With all the brilliant tools (Google Page Speed, YSlow, etc.) out there, web professionals can now easily see a few basic things to improve page speed performance. One suggestion is to send static content from a cookieless domain. On most sites I’ve worked with, we serve static content from a media subdomain and then the real content from the main domain (without www). I know with cookies, if the domain is .indirecthit.com it would send that cookie to any subdomain on indirecthit.com, therefore the media subdomain would have a cookie. An easy change: remove the . from the cookie domain. But when I looked at the PHP manual for setcookie, I came across the following statement:
The . is not required but makes it compatible with more browsers.

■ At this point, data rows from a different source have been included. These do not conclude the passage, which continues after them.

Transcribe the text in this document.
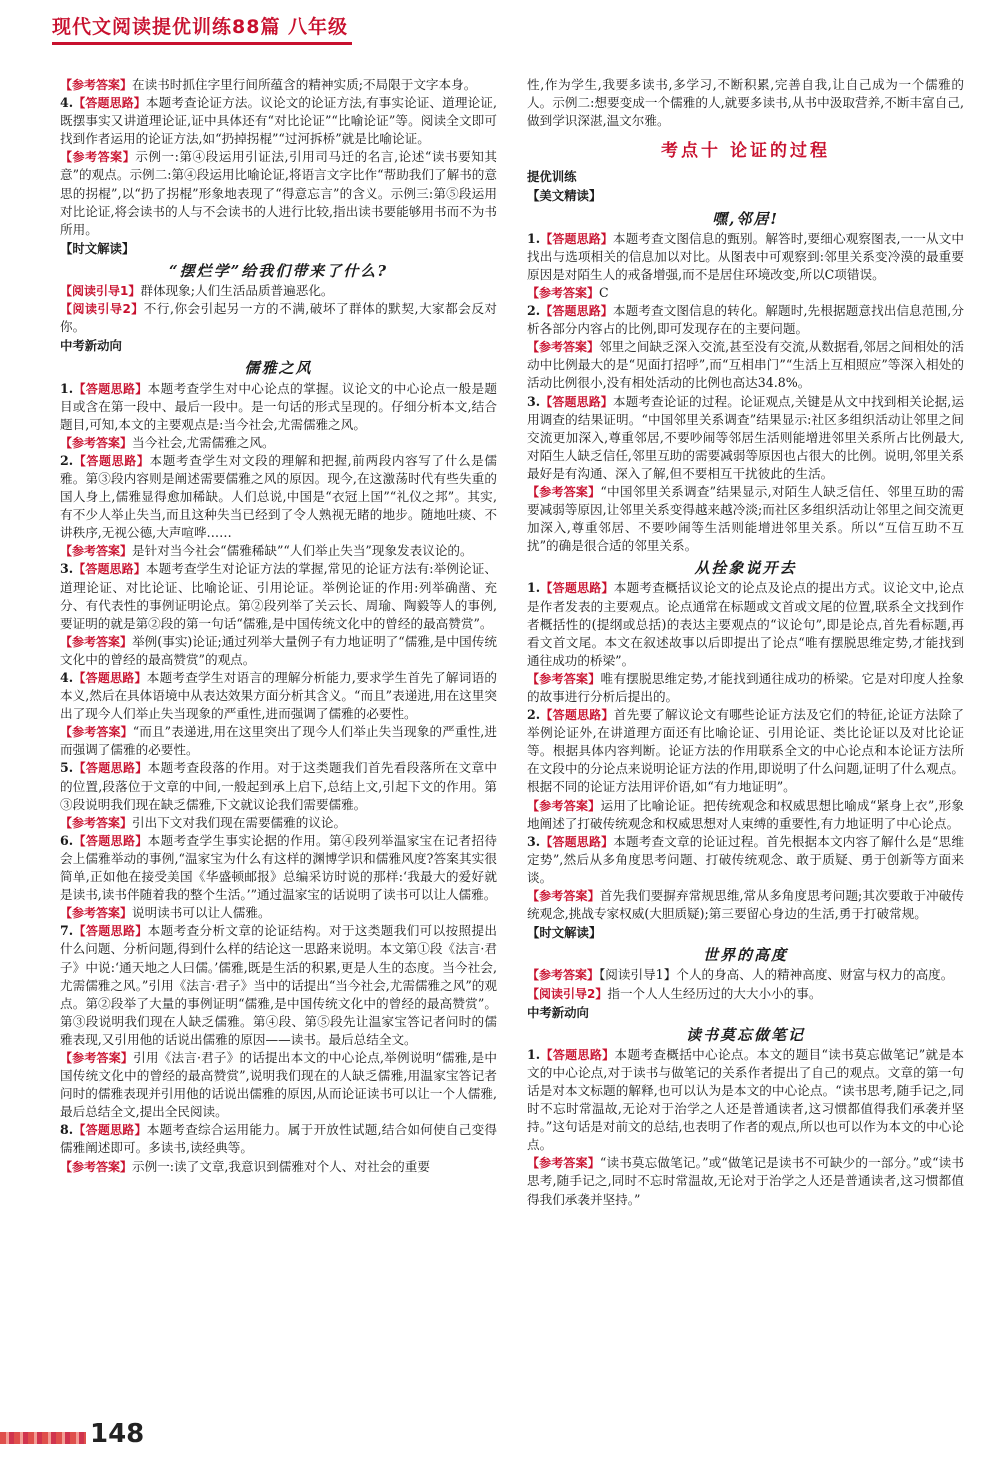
现代文阅读提优训练88篇 八年级
【参考答案】在读书时抓住字里行间所蕴含的精神实质;不局限于文字本身。
4.【答题思路】本题考查论证方法。议论文的论证方法,有事实论证、道理论证,既摆事实又讲道理论证,证中具体还有“对比论证”“比喻论证”等。阅读全文即可找到作者运用的论证方法,如“扔掉拐棍”“过河拆桥”就是比喻论证。
【参考答案】示例一:第④段运用引证法,引用司马迁的名言,论述“读书要知其意”的观点。示例二:第④段运用比喻论证,将语言文字比作“帮助我们了解书的意思的拐棍”,以“扔了拐棍”形象地表现了“得意忘言”的含义。示例三:第⑤段运用对比论证,将会读书的人与不会读书的人进行比较,指出读书要能够用书而不为书所用。
【时文解读】
“摆烂学”给我们带来了什么?
【阅读引导1】群体现象;人们生活品质普遍恶化。
【阅读引导2】不行,你会引起另一方的不满,破坏了群体的默契,大家都会反对你。
中考新动向
儒雅之风
1.【答题思路】本题考查学生对中心论点的掌握。议论文的中心论点一般是题目或含在第一段中、最后一段中。是一句话的形式呈现的。仔细分析本文,结合题目,可知,本文的主要观点是:当今社会,尤需儒雅之风。
【参考答案】当今社会,尤需儒雅之风。
2.【答题思路】本题考查学生对文段的理解和把握,前两段内容写了什么是儒雅。第③段内容则是阐述需要儒雅之风的原因。现今,在这激荡时代有些失重的国人身上,儒雅显得愈加稀缺。人们总说,中国是“衣冠上国”“礼仪之邦”。其实,有不少人举止失当,而且这种失当已经到了令人熟视无睹的地步。随地吐痰、不讲秩序,无视公德,大声喧哗……
【参考答案】是针对当今社会“儒雅稀缺”“人们举止失当”现象发表议论的。
3.【答题思路】本题考查学生对论证方法的掌握,常见的论证方法有:举例论证、道理论证、对比论证、比喻论证、引用论证。举例论证的作用:列举确凿、充分、有代表性的事例证明论点。第②段列举了关云长、周瑜、陶毅等人的事例,要证明的就是第②段的第一句话“儒雅,是中国传统文化中的曾经的最高赞赏”。
【参考答案】举例(事实)论证;通过列举大量例子有力地证明了“儒雅,是中国传统文化中的曾经的最高赞赏”的观点。
4.【答题思路】本题考查学生对语言的理解分析能力,要求学生首先了解词语的本义,然后在具体语境中从表达效果方面分析其含义。“而且”表递进,用在这里突出了现今人们举止失当现象的严重性,进而强调了儒雅的必要性。
【参考答案】“而且”表递进,用在这里突出了现今人们举止失当现象的严重性,进而强调了儒雅的必要性。
5.【答题思路】本题考查段落的作用。对于这类题我们首先看段落所在文章中的位置,段落位于文章的中间,一般起到承上启下,总结上文,引起下文的作用。第③段说明我们现在缺乏儒雅,下文就议论我们需要儒雅。
【参考答案】引出下文对我们现在需要儒雅的议论。
6.【答题思路】本题考查学生事实论据的作用。第④段列举温家宝在记者招待会上儒雅举动的事例,“温家宝为什么有这样的渊博学识和儒雅风度?答案其实很简单,正如他在接受美国《华盛顿邮报》总编采访时说的那样:‘我最大的爱好就是读书,读书伴随着我的整个生活。’”通过温家宝的话说明了读书可以让人儒雅。
【参考答案】说明读书可以让人儒雅。
7.【答题思路】本题考查分析文章的论证结构。对于这类题我们可以按照提出什么问题、分析问题,得到什么样的结论这一思路来说明。本文第①段《法言·君子》中说:‘通天地之人曰儒。’儒雅,既是生活的积累,更是人生的态度。当今社会,尤需儒雅之风。”引用《法言·君子》当中的话提出“当今社会,尤需儒雅之风”的观点。第②段举了大量的事例证明“儒雅,是中国传统文化中的曾经的最高赞赏”。第③段说明我们现在人缺乏儒雅。第④段、第⑤段先让温家宝答记者问时的儒雅表现,又引用他的话说出儒雅的原因——读书。最后总结全文。
【参考答案】引用《法言·君子》的话提出本文的中心论点,举例说明“儒雅,是中国传统文化中的曾经的最高赞赏”,说明我们现在的人缺乏儒雅,用温家宝答记者问时的儒雅表现并引用他的话说出儒雅的原因,从而论证读书可以让一个人儒雅,最后总结全文,提出全民阅读。
8.【答题思路】本题考查综合运用能力。属于开放性试题,结合如何使自己变得儒雅阐述即可。多读书,读经典等。
【参考答案】示例一:读了文章,我意识到儒雅对个人、对社会的重要
性,作为学生,我要多读书,多学习,不断积累,完善自我,让自己成为一个儒雅的人。示例二:想要变成一个儒雅的人,就要多读书,从书中汲取营养,不断丰富自己,做到学识深湛,温文尔雅。
考点十 论证的过程
提优训练
【美文精读】
嘿,邻居!
1.【答题思路】本题考查文图信息的甄别。解答时,要细心观察图表,一一从文中找出与选项相关的信息加以对比。从图表中可观察到:邻里关系变冷漠的最重要原因是对陌生人的戒备增强,而不是居住环境改变,所以C项错误。
【参考答案】C
2.【答题思路】本题考查文图信息的转化。解题时,先根据题意找出信息范围,分析各部分内容占的比例,即可发现存在的主要问题。
【参考答案】邻里之间缺乏深入交流,甚至没有交流,从数据看,邻居之间相处的活动中比例最大的是“见面打招呼”,而“互相串门”“生活上互相照应”等深入相处的活动比例很小,没有相处活动的比例也高达34.8%。
3.【答题思路】本题考查论证的过程。论证观点,关键是从文中找到相关论据,运用调查的结果证明。“中国邻里关系调查”结果显示:社区多组织活动让邻里之间交流更加深入,尊重邻居,不要吵闹等邻居生活则能增进邻里关系所占比例最大,对陌生人缺乏信任,邻里互助的需要减弱等原因也占很大的比例。说明,邻里关系最好是有沟通、深入了解,但不要相互干扰彼此的生活。
【参考答案】“中国邻里关系调查”结果显示,对陌生人缺乏信任、邻里互助的需要减弱等原因,让邻里关系变得越来越冷淡;而社区多组织活动让邻里之间交流更加深入,尊重邻居、不要吵闹等生活则能增进邻里关系。所以“互信互助不互扰”的确是很合适的邻里关系。
从拴象说开去
1.【答题思路】本题考查概括议论文的论点及论点的提出方式。议论文中,论点是作者发表的主要观点。论点通常在标题或文首或文尾的位置,联系全文找到作者概括性的(提纲或总括)的表达主要观点的“议论句”,即是论点,首先看标题,再看文首文尾。本文在叙述故事以后即提出了论点“唯有摆脱思维定势,才能找到通往成功的桥梁”。
【参考答案】唯有摆脱思维定势,才能找到通往成功的桥梁。它是对印度人拴象的故事进行分析后提出的。
2.【答题思路】首先要了解议论文有哪些论证方法及它们的特征,论证方法除了举例论证外,在讲道理方面还有比喻论证、引用论证、类比论证以及对比论证等。根据具体内容判断。论证方法的作用联系全文的中心论点和本论证方法所在文段中的分论点来说明论证方法的作用,即说明了什么问题,证明了什么观点。根据不同的论证方法用评价语,如“有力地证明”。
【参考答案】运用了比喻论证。把传统观念和权威思想比喻成“紧身上衣”,形象地阐述了打破传统观念和权威思想对人束缚的重要性,有力地证明了中心论点。
3.【答题思路】本题考查文章的论证过程。首先根据本文内容了解什么是“思维定势”,然后从多角度思考问题、打破传统观念、敢于质疑、勇于创新等方面来谈。
【参考答案】首先我们要摒弃常规思维,常从多角度思考问题;其次要敢于冲破传统观念,挑战专家权威(大胆质疑);第三要留心身边的生活,勇于打破常规。
【时文解读】
世界的高度
【参考答案】【阅读引导1】个人的身高、人的精神高度、财富与权力的高度。
【阅读引导2】指一个人人生经历过的大大小小的事。
中考新动向
读书莫忘做笔记
1.【答题思路】本题考查概括中心论点。本文的题目“读书莫忘做笔记”就是本文的中心论点,对于读书与做笔记的关系作者提出了自己的观点。文章的第一句话是对本文标题的解释,也可以认为是本文的中心论点。“读书思考,随手记之,同时不忘时常温故,无论对于治学之人还是普通读者,这习惯都值得我们承袭并坚持。”这句话是对前文的总结,也表明了作者的观点,所以也可以作为本文的中心论点。
【参考答案】“读书莫忘做笔记。”或“做笔记是读书不可缺少的一部分。”或“读书思考,随手记之,同时不忘时常温故,无论对于治学之人还是普通读者,这习惯都值得我们承袭并坚持。”
148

That doesn’t sound very good, I want it to be compatible with all browsers…
I couldn’t find much on it, from what I did find I believe the reason it doesn’t work with all browsers is for security. If I had the domain er.com, and I set a cookie to the domain er.com (notice the missing .), the browser could match this with older.com or lesser.com. If the website at er.com set the cookie to er.com (without the first .), the web server on older.com or lesser.com can access this cookie…not good. Therefore, even if I remove the . from the domain, it still would match media.indirecthit.com and that domain wouldn’t be cookieless.Doesn’t solve my problem and isn’t compatible with most browsers.
The solution, is to split out your media server on a different domain such as indirecthitmedia.com. This is why when you visit some Google properties it loads media content from gstatic.com not media.google.com or google.com. And obviously you don’t set any cookies to this new media domain. You will now score a bit higher on Google Page Speed and YSlow. Congrats!